- DVD release poster
- Directed by: Tom Whitus
- Written by: Tom Whitus
- Produced by: William F. Connelly; Judee Sauget; Tom Whitus;
- Starring: Jacob Hays; Darren Kennedy; Katherine McNamara; Jilanne Klaus; M. Emmet Walsh; Luke Perry;
- Cinematography: Jeffrey McLeid
- Edited by: George Maranville
- Music by: Nathan Lanier
- Production companies: Silver Hills Pictures; Three Blondes Film Company; Zingraff Motion Pictures;
- Distributed by: Screen Media Films
- Release dates: November 22, 2009 (SLIFF); January 4, 2011 (DVD release);
- Running time: 87 minutes
- Country: United States
- Language: English

= Sam Steele and the Junior Detective Agency =

2009 American film

Sam Steele and the Junior Detective Agency (also known as Jr. Detective Agency) is a 2009 American mystery comedy film directed and written by Tom Whitus and starring Jacob Hays, Darren Kennedy, Katherine McNamara, Jilanne Klaus, M. Emmet Walsh and Luke Perry. The film follows 13-year-old Sam Steele Jr. (Hays), who creates a detective agency and attempts to track down a burglar known as "The Cat" (Perry).

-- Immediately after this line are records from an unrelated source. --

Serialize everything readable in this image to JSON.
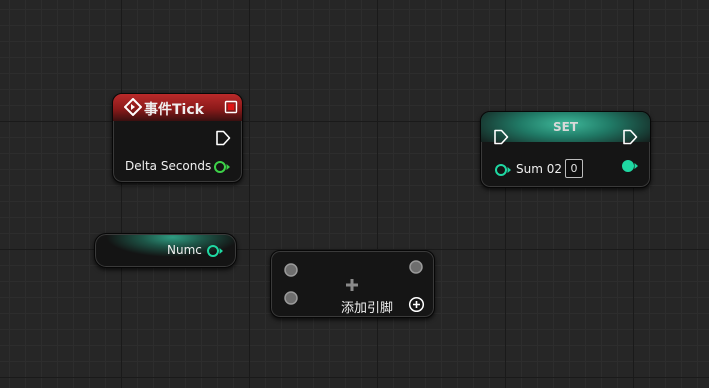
{
  "event_tick": {
    "title": "事件Tick",
    "output_label": "Delta Seconds"
  },
  "set_node": {
    "title": "SET",
    "variable_label": "Sum 02",
    "value": "0"
  },
  "getter_node": {
    "label": "Numc"
  },
  "add_node": {
    "add_pin_label": "添加引脚"
  },
  "colors": {
    "event_header": "#8c1a1a",
    "float_pin": "#3dd148",
    "int_pin": "#1fd8a2",
    "variable_header": "#208a74"
  }
}
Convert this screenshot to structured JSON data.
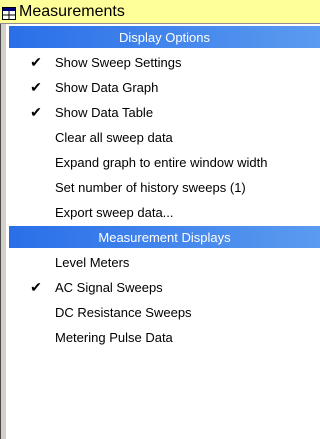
{
  "title": {
    "text": "Measurements",
    "icon": "window-icon",
    "background": "#ffff99"
  },
  "sections": [
    {
      "header": "Display Options",
      "items": [
        {
          "label": "Show Sweep Settings",
          "checked": true
        },
        {
          "label": "Show Data Graph",
          "checked": true
        },
        {
          "label": "Show Data Table",
          "checked": true
        },
        {
          "label": "Clear all sweep data",
          "checked": false
        },
        {
          "label": "Expand graph to entire window width",
          "checked": false
        },
        {
          "label": "Set number of history sweeps (1)",
          "checked": false
        },
        {
          "label": "Export sweep data...",
          "checked": false
        }
      ]
    },
    {
      "header": "Measurement Displays",
      "items": [
        {
          "label": "Level Meters",
          "checked": false
        },
        {
          "label": "AC Signal Sweeps",
          "checked": true
        },
        {
          "label": "DC Resistance Sweeps",
          "checked": false
        },
        {
          "label": "Metering Pulse Data",
          "checked": false
        }
      ]
    }
  ],
  "colors": {
    "header_start": "#2a6fe8",
    "header_end": "#5b9bf0",
    "check_icon": "check-icon"
  }
}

Sam Steele and the Junior Detective Agency had its premiere at the St. Louis International Film Festival on November 22, 2009, and was released by Screen Media Films on January 4, 2011. A sequel, titled Sam Steele and the Crystal Chalice, was released on November 21, 2011.

== Premise ==
Following in his father's footsteps, Sam Steele Jr. forms the Jr. Detective Agency. Meanwhile, a French thief known as "The Cat" is stealing jewelry and art from museums in Des Moines, and Sam's father is one of the detectives attempting to track him down. When Emma, a new girl in the neighborhood, teams up with Sam and comes across an important tip, they try and catch the thief before he steals an original Michelangelo painting.

==Production==
In May 2009, Luke Perry and M. Emmet Walsh were cast in Sam Steele and the Junior Detective Agency. Filming began on June 1, 2009, in Des Moines, Iowa.

==Release==
Sam Steele and the Junior Detective Agency premiered at the St. Louis International Film Festival on November 22, 2009, and was released direct-to-video by Screen Media Films on January 4, 2011.

== Reception ==
Brian Costello of Common Sense Media gave the film a positive review, praising Hays' lead performance and stating that the film was "most enjoyable when the 13-year-old aspiring detective has internal monologues attempting the hard-boiled noir-speak of Raymond Chandler novels."

== Sequel ==
A sequel to the film, titled Sam Steele and the Crystal Chalice, was released direct-to-video on November 21, 2011.